José María Álvarez-Pallete, presidente de Telefónica.

El pasado 20 de noviembre, Standart & Poor’s penalizó a Telefónica al rebajar su rating a BBB-, último escalón del grado de inversión, por la crisis del Covid y la depreciación de las monedas latinoamericanas. Fitch respondió solo unos días después, manteniendo la calificación de la operadora, pero en el mercado había expectación sobre cuál podía ser la respuesta de Moody’s. Ya está sobre la mesa.

Moody’s ha mantenido el rating de Telefónica en Baa3, con perspectiva estable. La decisión es clave para la operadora porque, por un lado, evita un posible castigo en Bolsa y, por otro, ayuda a mantener el compromiso con la comunidad financiera de seguir con un rating con grado de inversión “sólido”.

La agencia indica que el rating Baa3 refleja la amplia escala de la operadora; la diversificación de los beneficios, asociada a su fuerte posición en los cuatro mercados estratégicos, España, Alemania, Reino Unido y Brasil; el fortalecimiento de la teleco en el mercado británico con la fusión de su filial O2 con Virgin Media; el amplio despliegue de fibra óptica en España; la dirección de la compañía, así como la buena gestión del riesgo de liquidez.

Ahora bien, advierte de que este rating también refleja la dura competencia en el mercado español, especialmente en el móvil low cost; el impacto de la pandemia del coronavirus y la crisis económica provocada, que tendrá como consecuencia una mayor debilidad de las operaciones entre 2020 y 2021; la exposición de la compañía al riesgo de los mercados emergentes, incluyendo la debilidad de las divisas; y el incremento de la complejidad de una compañía que consolida sus filiales, pero no de forma plena.

Apalancamiento

La agencia destaca que la perspectiva estable refleja la expectativa de la propia agencia de que la dirección de Telefónica continuará con su estrategia prioritaria de continuar con el desapalancamiento. “Esperamos un pequeño ajuste del apalancamiento neto, muy cerca del nivel máximo de tolerancia de 3,75 veces el ebitda para los próximos dos o tres años”, señala Moody’s.

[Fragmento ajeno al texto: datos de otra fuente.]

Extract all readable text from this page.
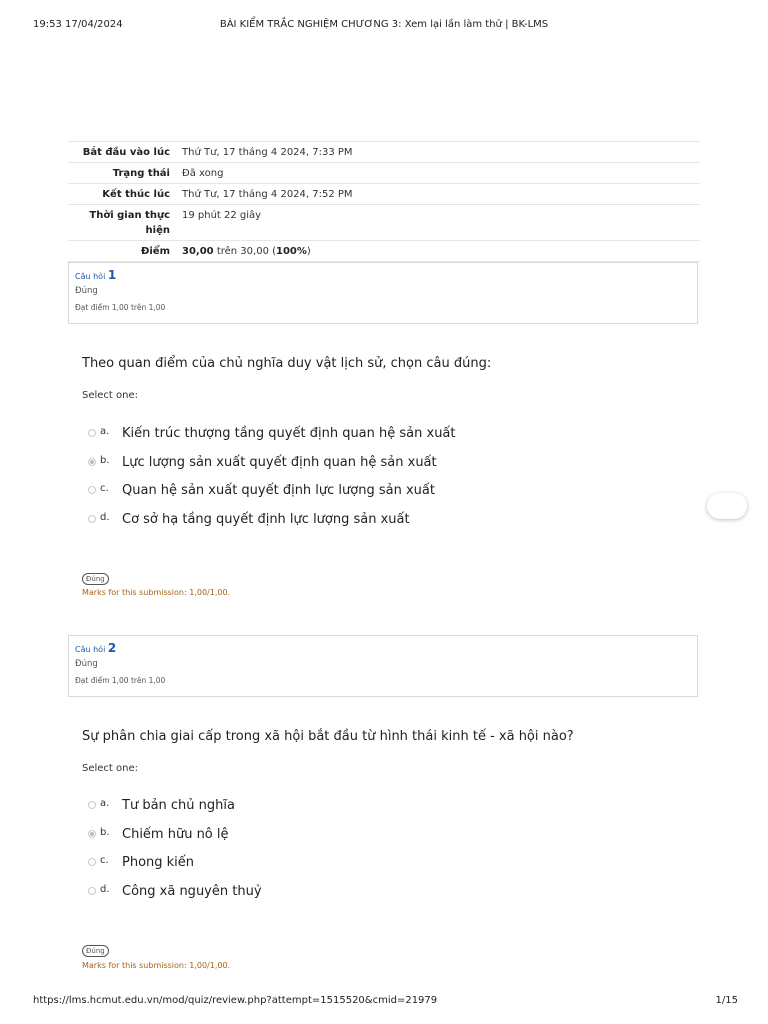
19:53 17/04/2024	BÀI KIỂM TRẮC NGHIỆM CHƯƠNG 3: Xem lại lần làm thử | BK-LMS
Bắt đầu vào lúc	Thứ Tư, 17 tháng 4 2024, 7:33 PM
Trạng thái	Đã xong
Kết thúc lúc	Thứ Tư, 17 tháng 4 2024, 7:52 PM
Thời gian thực hiện	19 phút 22 giây
Điểm	30,00 trên 30,00 (100%)
Câu hỏi 1
Đúng
Đạt điểm 1,00 trên 1,00
Theo quan điểm của chủ nghĩa duy vật lịch sử, chọn câu đúng:
Select one:
a. Kiến trúc thượng tầng quyết định quan hệ sản xuất
b. Lực lượng sản xuất quyết định quan hệ sản xuất
c.	Quan hệ sản xuất quyết định lực lượng sản xuất
d. Cơ sở hạ tầng quyết định lực lượng sản xuất
Đúng
Marks for this submission: 1,00/1,00.
Câu hỏi 2
Đúng
Đạt điểm 1,00 trên 1,00
Sự phân chia giai cấp trong xã hội bắt đầu từ hình thái kinh tế - xã hội nào?
Select one:
a. Tư bản chủ nghĩa
b. Chiếm hữu nô lệ
c.	Phong kiến
d. Công xã nguyên thuỷ
Đúng
Marks for this submission: 1,00/1,00.
https://lms.hcmut.edu.vn/mod/quiz/review.php?attempt=1515520&cmid=21979	1/15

La firma advierte de que la presión negativa empezará si tras ese periodo de tiempo, el ratio de apalancamiento supera el citado de 3,75 veces el ebitda y no hay signos para una mejora.

Moody’s cree que el apalancamiento permanecerá alto entre 2020 y 2021, como consecuencia de la bajada del ebitda, así como por los costes derivados de las subastas de espectro para 5G, en España, Reino Unido y Brasil. Telefónica ha reducido la deuda de forma gradual, con un descenso interanual del 4,2% al cierre de septiembre, hasta 36.700 millones de euros, excluyendo los arrendamientos.

“Sin embargo, en los próximos 24 meses, esperamos que el ratio de apalancamiento se incremente hasta un rango entre 3,7 y 3,9 veces el ebitda, dado el deterioro del ebitda y las subastas de espectro”, dice la agencia.

Impacto del ‘scrip dividend’

Con respecto al dividendo, Moody’s cree que un 50% de los accionistas optarán por percibir la remuneración en acciones, situación que ayudará a Telefónica a preservar su caja en 2020. La teleco debe abonar en diciembre el segundo tramo del dividendo anual, de 0,20 euros por título.

La firma destaca la oferta de contenidos televisivos de Telefónica en España, así como la conectividad de alta velocidad. Moody’s valora la renovación con éxito de los derechos televisivos del fútbol, por los menores costes de compra. En relación a Reino Unido, destaca la reducción de deuda hasta en 5.800 millones de libras por la fusión entre O2 y Virgin, aunque advierte de que el impacto en el apalancamiento de Telefónica será marginal, al desconsolidar su participación en la joint venture.